PayPass Wallet Services, which is scheduled to launch in the third quarter of this year, will be made up of three distinct services. First is the PayPass Acceptance Network, which includes both online and brick-and-mortar retail. Online, users can simply click one button to pay — instead of entering billing and card number information — and in-store, they can just tap their phone to pay. American Airlines and Barnes & Noble will be some of the first merchants accepting PayPass online checkout. Judging from its description, this part of the product sounds about as simple as PayPal — the name is eerily reminiscent, too.

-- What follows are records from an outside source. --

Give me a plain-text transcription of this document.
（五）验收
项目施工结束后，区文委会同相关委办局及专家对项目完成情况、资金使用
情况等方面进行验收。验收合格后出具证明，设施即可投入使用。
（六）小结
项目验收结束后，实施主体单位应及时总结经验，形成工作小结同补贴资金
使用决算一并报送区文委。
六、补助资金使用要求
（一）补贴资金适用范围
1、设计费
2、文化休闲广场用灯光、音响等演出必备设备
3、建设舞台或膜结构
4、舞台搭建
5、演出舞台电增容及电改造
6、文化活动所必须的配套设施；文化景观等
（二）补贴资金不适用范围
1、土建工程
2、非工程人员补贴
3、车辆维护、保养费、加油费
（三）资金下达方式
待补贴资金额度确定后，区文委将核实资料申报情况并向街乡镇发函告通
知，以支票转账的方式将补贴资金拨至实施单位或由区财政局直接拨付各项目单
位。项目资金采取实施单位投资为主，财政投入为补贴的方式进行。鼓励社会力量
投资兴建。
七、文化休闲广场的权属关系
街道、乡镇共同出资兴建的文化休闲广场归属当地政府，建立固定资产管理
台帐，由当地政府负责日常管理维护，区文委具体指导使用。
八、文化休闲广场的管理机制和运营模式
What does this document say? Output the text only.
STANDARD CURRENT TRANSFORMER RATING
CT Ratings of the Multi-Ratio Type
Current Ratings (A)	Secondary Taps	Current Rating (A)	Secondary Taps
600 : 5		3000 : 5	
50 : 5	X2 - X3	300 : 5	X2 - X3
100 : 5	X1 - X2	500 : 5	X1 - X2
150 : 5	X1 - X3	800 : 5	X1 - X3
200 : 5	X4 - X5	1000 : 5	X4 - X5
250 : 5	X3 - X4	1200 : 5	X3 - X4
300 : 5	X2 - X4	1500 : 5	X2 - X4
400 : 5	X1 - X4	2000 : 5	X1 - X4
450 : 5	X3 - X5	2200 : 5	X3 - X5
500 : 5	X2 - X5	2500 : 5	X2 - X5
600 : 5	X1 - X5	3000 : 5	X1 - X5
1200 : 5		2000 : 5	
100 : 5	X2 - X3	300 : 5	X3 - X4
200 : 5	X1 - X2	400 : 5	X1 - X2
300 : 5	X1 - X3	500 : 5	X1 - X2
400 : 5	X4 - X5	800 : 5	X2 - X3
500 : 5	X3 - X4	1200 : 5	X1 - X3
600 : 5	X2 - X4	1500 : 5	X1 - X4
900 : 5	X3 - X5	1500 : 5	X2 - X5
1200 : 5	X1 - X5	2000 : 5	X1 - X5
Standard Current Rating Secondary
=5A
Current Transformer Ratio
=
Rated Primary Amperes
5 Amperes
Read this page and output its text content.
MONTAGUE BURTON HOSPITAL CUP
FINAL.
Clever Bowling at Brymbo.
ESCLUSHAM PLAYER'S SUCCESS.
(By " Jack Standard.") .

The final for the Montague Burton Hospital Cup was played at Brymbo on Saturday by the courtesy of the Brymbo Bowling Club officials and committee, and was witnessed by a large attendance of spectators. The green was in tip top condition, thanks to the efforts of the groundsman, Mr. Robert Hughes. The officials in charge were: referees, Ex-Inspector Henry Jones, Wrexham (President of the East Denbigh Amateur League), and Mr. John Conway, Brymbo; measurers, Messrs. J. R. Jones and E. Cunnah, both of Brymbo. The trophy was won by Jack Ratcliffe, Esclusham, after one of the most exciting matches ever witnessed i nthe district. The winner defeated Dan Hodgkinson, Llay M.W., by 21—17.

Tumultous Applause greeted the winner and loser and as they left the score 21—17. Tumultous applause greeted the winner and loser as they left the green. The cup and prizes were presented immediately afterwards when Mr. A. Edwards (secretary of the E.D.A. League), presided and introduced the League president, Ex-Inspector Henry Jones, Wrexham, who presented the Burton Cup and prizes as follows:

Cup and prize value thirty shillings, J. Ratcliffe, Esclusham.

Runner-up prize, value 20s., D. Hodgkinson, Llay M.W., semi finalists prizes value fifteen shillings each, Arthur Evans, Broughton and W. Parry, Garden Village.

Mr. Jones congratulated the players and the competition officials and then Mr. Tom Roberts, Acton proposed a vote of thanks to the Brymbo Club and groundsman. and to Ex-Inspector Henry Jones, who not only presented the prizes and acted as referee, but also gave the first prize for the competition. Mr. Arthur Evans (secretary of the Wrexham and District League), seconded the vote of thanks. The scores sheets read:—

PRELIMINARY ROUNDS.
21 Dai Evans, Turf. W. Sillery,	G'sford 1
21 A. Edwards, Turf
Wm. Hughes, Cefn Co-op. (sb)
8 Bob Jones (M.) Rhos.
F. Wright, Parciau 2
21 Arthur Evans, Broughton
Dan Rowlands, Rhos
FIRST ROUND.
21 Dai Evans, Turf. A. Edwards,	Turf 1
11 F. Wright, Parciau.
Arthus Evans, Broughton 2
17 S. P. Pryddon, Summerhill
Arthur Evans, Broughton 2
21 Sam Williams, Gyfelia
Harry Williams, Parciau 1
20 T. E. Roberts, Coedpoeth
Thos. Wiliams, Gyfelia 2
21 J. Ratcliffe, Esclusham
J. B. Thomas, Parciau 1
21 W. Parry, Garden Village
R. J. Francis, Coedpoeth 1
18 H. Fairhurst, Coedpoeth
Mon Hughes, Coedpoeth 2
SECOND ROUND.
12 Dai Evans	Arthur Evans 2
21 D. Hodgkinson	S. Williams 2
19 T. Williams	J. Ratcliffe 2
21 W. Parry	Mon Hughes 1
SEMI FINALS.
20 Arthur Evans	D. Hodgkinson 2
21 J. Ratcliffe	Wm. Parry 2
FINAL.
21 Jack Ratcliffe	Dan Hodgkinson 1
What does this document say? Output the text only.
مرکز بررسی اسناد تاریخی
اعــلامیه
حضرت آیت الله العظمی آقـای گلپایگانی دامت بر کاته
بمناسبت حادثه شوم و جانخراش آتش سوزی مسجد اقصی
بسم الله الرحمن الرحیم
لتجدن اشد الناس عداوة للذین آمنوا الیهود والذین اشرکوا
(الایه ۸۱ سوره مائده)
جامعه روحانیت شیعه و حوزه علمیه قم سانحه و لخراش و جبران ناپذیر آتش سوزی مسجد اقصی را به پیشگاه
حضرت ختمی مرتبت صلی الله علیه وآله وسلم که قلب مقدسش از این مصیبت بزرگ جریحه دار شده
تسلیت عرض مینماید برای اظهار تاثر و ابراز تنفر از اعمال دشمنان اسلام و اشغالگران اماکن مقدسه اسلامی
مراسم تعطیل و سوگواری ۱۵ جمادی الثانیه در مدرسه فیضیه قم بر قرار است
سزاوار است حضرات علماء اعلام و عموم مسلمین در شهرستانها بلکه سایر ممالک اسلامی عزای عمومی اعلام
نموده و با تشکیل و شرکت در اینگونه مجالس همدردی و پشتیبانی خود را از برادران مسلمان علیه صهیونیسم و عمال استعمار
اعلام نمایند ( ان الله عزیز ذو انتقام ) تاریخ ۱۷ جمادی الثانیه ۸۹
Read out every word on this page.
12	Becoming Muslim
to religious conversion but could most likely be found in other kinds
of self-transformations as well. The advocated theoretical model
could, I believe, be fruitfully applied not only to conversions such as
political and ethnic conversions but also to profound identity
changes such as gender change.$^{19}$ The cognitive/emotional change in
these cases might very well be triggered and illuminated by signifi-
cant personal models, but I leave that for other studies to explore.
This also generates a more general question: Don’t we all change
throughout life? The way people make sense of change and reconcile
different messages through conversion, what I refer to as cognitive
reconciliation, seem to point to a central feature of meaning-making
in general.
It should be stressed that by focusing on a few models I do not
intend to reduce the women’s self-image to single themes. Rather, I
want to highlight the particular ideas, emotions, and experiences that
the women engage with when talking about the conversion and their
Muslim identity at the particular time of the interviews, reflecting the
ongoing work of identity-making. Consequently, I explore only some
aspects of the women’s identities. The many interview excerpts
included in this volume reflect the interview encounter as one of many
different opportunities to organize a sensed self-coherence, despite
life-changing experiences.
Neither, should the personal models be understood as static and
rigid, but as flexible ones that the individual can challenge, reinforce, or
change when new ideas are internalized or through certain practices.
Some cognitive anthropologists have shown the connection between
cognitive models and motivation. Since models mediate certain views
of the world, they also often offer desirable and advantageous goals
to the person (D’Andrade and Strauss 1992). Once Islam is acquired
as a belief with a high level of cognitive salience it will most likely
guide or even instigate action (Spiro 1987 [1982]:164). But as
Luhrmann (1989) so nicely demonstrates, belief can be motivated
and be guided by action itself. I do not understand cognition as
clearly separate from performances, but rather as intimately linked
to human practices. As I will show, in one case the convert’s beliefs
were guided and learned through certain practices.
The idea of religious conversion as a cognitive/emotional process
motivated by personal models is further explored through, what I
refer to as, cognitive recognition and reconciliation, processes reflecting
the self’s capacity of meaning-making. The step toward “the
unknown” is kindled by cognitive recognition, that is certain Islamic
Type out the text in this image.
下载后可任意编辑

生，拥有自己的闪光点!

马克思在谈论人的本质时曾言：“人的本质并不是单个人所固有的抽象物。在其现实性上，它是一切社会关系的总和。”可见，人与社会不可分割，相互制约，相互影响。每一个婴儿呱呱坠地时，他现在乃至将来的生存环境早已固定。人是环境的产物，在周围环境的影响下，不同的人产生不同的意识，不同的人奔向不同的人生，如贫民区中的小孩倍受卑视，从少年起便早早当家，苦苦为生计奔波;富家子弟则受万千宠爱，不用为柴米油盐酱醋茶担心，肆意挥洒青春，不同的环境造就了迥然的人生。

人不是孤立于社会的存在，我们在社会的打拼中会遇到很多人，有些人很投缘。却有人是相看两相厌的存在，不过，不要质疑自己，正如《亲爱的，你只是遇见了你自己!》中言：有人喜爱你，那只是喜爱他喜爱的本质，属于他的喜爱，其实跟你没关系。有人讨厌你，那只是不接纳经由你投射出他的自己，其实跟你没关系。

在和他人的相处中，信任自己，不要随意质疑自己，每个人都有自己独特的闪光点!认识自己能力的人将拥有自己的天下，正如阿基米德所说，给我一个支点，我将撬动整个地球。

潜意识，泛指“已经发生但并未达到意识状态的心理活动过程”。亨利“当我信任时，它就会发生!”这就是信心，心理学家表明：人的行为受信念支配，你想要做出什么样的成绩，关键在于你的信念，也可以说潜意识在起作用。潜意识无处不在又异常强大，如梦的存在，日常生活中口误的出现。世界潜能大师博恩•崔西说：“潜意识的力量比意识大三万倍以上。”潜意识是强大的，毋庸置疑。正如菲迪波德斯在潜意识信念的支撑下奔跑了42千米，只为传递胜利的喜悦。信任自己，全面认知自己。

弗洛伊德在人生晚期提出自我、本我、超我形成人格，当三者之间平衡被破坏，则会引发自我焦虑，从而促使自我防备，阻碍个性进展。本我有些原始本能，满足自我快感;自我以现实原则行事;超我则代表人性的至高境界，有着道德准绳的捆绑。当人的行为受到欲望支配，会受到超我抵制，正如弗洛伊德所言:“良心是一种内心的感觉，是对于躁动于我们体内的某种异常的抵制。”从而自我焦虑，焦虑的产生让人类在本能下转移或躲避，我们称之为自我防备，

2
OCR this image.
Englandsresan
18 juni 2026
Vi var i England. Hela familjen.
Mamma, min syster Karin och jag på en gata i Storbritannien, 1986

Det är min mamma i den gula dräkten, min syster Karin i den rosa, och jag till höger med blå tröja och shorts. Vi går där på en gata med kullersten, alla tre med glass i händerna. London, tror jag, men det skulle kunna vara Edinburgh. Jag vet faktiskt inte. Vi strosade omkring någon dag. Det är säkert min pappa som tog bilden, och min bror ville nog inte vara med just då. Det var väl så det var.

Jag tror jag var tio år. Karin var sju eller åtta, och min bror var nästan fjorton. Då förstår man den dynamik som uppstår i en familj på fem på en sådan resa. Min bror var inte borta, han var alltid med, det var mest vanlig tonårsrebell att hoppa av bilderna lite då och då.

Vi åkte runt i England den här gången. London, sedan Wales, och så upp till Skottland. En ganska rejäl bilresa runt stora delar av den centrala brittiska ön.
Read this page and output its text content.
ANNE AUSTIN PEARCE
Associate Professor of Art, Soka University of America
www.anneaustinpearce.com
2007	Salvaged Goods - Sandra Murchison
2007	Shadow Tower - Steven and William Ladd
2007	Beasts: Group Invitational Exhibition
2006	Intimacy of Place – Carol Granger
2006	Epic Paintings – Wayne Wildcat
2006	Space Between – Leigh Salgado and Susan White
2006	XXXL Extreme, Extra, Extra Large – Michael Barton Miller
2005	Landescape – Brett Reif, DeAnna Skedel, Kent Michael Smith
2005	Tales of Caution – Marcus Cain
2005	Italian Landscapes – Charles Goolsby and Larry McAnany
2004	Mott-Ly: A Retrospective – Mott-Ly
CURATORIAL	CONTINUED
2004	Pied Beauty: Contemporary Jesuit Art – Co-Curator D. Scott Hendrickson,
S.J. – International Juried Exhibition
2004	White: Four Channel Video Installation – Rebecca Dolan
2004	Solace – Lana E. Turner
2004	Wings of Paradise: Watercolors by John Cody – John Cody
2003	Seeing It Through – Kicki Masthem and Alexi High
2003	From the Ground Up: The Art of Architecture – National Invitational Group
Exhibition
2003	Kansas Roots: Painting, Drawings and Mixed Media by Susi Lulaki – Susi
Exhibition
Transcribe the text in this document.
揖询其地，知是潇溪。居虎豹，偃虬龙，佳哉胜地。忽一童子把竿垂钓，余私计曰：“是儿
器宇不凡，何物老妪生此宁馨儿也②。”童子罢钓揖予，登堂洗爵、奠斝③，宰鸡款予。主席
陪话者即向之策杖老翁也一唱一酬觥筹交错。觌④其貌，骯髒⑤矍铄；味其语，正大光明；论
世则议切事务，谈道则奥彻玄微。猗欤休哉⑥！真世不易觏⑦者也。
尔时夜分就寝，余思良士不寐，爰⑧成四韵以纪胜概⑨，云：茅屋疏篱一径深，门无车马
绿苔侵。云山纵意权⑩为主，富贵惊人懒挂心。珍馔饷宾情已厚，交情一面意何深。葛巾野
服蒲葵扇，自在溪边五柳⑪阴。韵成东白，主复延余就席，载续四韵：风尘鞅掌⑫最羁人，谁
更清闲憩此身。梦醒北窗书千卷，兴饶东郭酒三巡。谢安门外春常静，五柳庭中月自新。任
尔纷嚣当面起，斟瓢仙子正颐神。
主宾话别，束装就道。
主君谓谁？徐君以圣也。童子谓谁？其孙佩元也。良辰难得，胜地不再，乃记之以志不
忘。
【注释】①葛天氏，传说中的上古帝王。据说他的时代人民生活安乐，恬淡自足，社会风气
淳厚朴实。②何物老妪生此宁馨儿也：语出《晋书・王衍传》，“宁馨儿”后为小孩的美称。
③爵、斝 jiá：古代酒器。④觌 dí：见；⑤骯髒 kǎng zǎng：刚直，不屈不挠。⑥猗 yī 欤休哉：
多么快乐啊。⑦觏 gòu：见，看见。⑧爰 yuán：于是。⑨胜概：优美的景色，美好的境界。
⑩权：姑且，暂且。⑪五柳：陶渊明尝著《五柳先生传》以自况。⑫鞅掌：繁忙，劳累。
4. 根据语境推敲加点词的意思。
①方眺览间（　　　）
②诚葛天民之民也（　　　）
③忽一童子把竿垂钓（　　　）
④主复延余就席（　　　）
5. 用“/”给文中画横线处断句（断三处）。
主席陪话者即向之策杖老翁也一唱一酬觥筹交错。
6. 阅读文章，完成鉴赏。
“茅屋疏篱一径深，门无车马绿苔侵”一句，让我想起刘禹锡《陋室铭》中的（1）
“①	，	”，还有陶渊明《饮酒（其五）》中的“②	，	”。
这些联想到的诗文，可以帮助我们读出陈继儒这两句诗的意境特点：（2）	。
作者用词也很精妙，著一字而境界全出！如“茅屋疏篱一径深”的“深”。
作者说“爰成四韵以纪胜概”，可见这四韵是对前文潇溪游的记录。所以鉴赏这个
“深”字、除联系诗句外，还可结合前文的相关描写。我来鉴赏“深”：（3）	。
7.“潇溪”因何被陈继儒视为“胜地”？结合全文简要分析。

The PayPass Wallet itself is the second component, which is the consumer-facing side of PayPass. It can be white-labeled by banks or merchants, and is totally open — even Visa or Amex can use it if they like.
And finally, PayPass API is an open API that allows for partners to “connect their own digital wallets into the PayPass Acceptance Network.”
It’s never easy to tell what an application will look like, or exactly how it will work from a dry press release, but a couple of things stand out here. For one, MasterCard seems to have identified the form of payment most in need of change: online credit and debit payments. While PayPal allows for one-click payments, it brings a third party into the mix, and one assumes that most people like to limit the number of intermediaries in a transaction. MasterCard’s PayPass will finally allow customers to make transactions online as easily as they do in person. Many mobile wallet boosters seem to neglect the fact that in-store payments are actually quite frictionless and easy already — it’s online payments that could stand to be simpler.
Secondly, it’s worth noting that MasterCard has launched a network in addition to an app. So it’s open for other developers to use and perfect. MasterCard’s network also hosts the Google Wallet, one of the best-known mobile wallet applications. However PayPass is more of a platform than an application itself — it won’t, in other words, necessarily force you to share information with Google, which is the idea behind Google Wallet. Already Citibank, Fifth Third and Sovereign Bank have announced that they will be working with MasterCard PayPass.
This is the advantage that a payments company brings to the development of a mobile wallet — they simply do not care whose money goes through their system, so long as it goes. While ISIS is run by three mobile carriers, and Google Wallet is owned by the tech company, in a partnership with Citibank and MasterCard, PayPass is completely agnostic when it comes to what type of phone, card or carrier the money comes through. That could be transformative for an industry with so much promise, which has delivered so little.